Marty couldn't believe he missed that.
"And then there's the fingernail on your sweatshirt. The same sweatshirt that your coworkers said you were wearing the night Maria was killed. One of Maria's fingernails was missing when we examined her body, and the very same missing fingernail was lodged in your shirt."
Oh, Jesus. Jesus Jesus Jesus, he had no idea. He thought about doing laundry, but he always did laundry on Saturdays. If he broke his routine, that was a pattern cops looked for. Marty watched television; he knew how cops thought.

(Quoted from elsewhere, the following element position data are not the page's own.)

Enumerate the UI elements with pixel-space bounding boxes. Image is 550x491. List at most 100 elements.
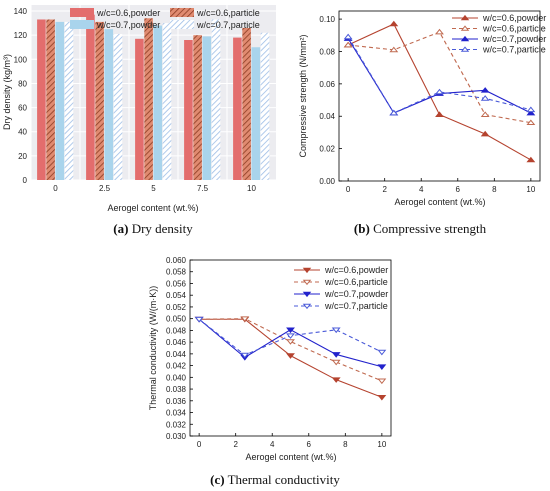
legend-label: w/c=0.7,powder <box>324 289 388 299</box>
data-point <box>240 316 250 322</box>
data-point <box>194 316 204 323</box>
y-tick-label: 0.044 <box>166 350 187 359</box>
y-tick-label: 0.056 <box>166 279 187 288</box>
bar <box>46 19 55 181</box>
caption: (a) Dry density <box>113 221 193 236</box>
legend-label: w/c=0.6,particle <box>324 277 388 287</box>
caption-label: (a) <box>113 221 128 236</box>
y-tick-label: 0.038 <box>166 385 187 394</box>
legend-swatch <box>170 8 194 17</box>
x-tick-label: 8 <box>343 440 348 449</box>
x-tick-label: 0 <box>197 440 202 449</box>
data-point <box>435 111 444 117</box>
legend-label: w/c=0.7,particle <box>482 45 546 55</box>
y-axis-label: Dry density (kg/m³) <box>2 54 12 130</box>
caption-text: Dry density <box>128 221 193 236</box>
data-point <box>331 377 341 383</box>
legend-swatch <box>70 8 94 17</box>
legend-marker <box>460 46 470 52</box>
caption-label: (c) <box>210 472 224 487</box>
bar <box>162 23 172 180</box>
data-point <box>377 349 387 356</box>
y-tick-label: 100 <box>14 55 28 64</box>
legend-marker <box>302 279 312 286</box>
data-point <box>377 378 387 385</box>
y-tick-label: 20 <box>18 152 27 161</box>
x-axis-label: Aerogel content (wt.%) <box>245 452 336 462</box>
legend-label: w/c=0.6,powder <box>324 265 388 275</box>
data-point <box>377 364 387 371</box>
y-axis-label: Thermal conductivity (W/(m·K)) <box>148 286 158 411</box>
plot-area <box>338 10 541 182</box>
y-tick-label: 0 <box>23 176 28 185</box>
series-line <box>199 318 383 382</box>
x-tick-label: 8 <box>492 185 497 194</box>
x-tick-label: 10 <box>526 185 535 194</box>
data-point <box>286 333 295 339</box>
legend-marker <box>302 267 312 274</box>
legend-marker <box>460 35 470 42</box>
data-point <box>526 109 536 116</box>
y-tick-label: 0.00 <box>319 177 335 186</box>
x-tick-label: 5 <box>151 184 156 193</box>
x-tick-label: 0 <box>346 185 351 194</box>
x-tick-label: 2 <box>233 440 238 449</box>
legend-swatch <box>70 20 94 29</box>
data-point <box>480 130 490 137</box>
x-tick-label: 6 <box>307 440 312 449</box>
plot-area <box>189 259 392 437</box>
x-tick-label: 2.5 <box>99 184 111 193</box>
dry-density-chart: 0 20 40 60 80 100 120 140 0 2.5 5 7.5 10 w/c=0.6,po… <box>2 5 276 236</box>
data-point <box>377 394 387 401</box>
data-point <box>389 20 399 27</box>
y-tick-label: 0.058 <box>166 268 187 277</box>
x-tick-label: 0 <box>53 184 58 193</box>
caption: (c) Thermal conductivity <box>210 472 340 487</box>
y-tick-label: 0.04 <box>319 112 335 121</box>
y-tick-label: 0.032 <box>166 420 187 429</box>
data-point <box>480 87 490 93</box>
bar <box>202 36 212 181</box>
y-tick-label: 0.040 <box>166 373 187 382</box>
x-tick-label: 10 <box>377 440 386 449</box>
legend-label: w/c=0.7,particle <box>324 301 388 311</box>
x-tick-label: 6 <box>456 185 461 194</box>
legend-swatch <box>170 20 194 29</box>
series-line <box>347 36 531 114</box>
y-tick-label: 0.046 <box>166 338 187 347</box>
legend-marker <box>460 14 470 21</box>
y-tick-label: 0.048 <box>166 326 187 335</box>
bar <box>260 32 270 180</box>
data-point <box>343 41 353 48</box>
y-tick-label: 0.10 <box>319 15 335 24</box>
data-point <box>343 33 353 40</box>
bar <box>184 40 193 180</box>
legend-marker <box>302 303 312 310</box>
bar <box>211 19 221 181</box>
data-point <box>526 106 536 113</box>
data-point <box>435 88 444 95</box>
x-tick-label: 2 <box>382 185 387 194</box>
data-point <box>389 46 399 53</box>
y-tick-label: 80 <box>18 79 27 88</box>
bar <box>144 18 153 180</box>
legend-label: w/c=0.6,particle <box>482 24 546 34</box>
bar <box>135 38 144 180</box>
thermal-conductivity-chart: 0.030 0.032 0.034 0.036 0.038 0.040 0.042 0.044… <box>148 256 392 487</box>
legend-marker <box>302 291 312 298</box>
data-point <box>331 352 341 358</box>
data-point <box>480 95 490 101</box>
legend-label: w/c=0.7,particle <box>196 20 260 30</box>
y-tick-label: 0.034 <box>166 409 187 418</box>
y-tick-label: 140 <box>14 7 28 16</box>
compressive-strength-chart: 0.00 0.02 0.04 0.06 0.08 0.10 0 2 4 6 8 10 w/c=0.6,… <box>298 10 546 236</box>
y-tick-label: 0.08 <box>319 47 335 56</box>
y-tick-label: 0.052 <box>166 303 187 312</box>
data-point <box>480 111 490 117</box>
bar <box>242 27 251 181</box>
caption-label: (b) <box>354 221 370 236</box>
legend-label: w/c=0.7,powder <box>96 20 160 30</box>
y-tick-label: 0.036 <box>166 397 187 406</box>
y-tick-label: 0.030 <box>166 432 187 441</box>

If he washed the clothes, he'd look like a suspect, so he wouldn't wash them.
How was he supposed to know there was a fingernail in there?
"All right," he suddenly said, "fine, you got me." He threw up one hand-the other one, still handcuffed, he couldn't raise high enough. "Yeah, I killed her. I didn't want to, but when she hit me, I couldn't believe it!"
The hot detective said, "So you went into Belluso's at closing?"
"Yeah. That long-haired guy who takes karate-he was just leaving as I was locking the vet up. I saw she was alone, so I figured I'd take a shot, see if she'd leave that big dumb ape for a real man."
Marty could hear the disgust in Bonasera's voice when she said, "A real man who kills her when she gets uppity? That's what you mean, Marty?"
"No! Look, it wasn't supposed to happen like that, okay? It just got-" He sighed. "Out of hand, I guess."
"You guess?" Bonasera asked.
He found he had nothing to say, so he just looked down. "I guess I'm going to jail, huh?"
"Good guess." Bonasera got up from her chair and left the interrogation room.
The hot detective got up a second later. "They already read you your rights at the Fiftieth Precinct, so we'll just put you in holding until we can finish processing you. You'll be at Rikers by dinnertime, and you'll stay there until your trial, you sorry son of a bitch."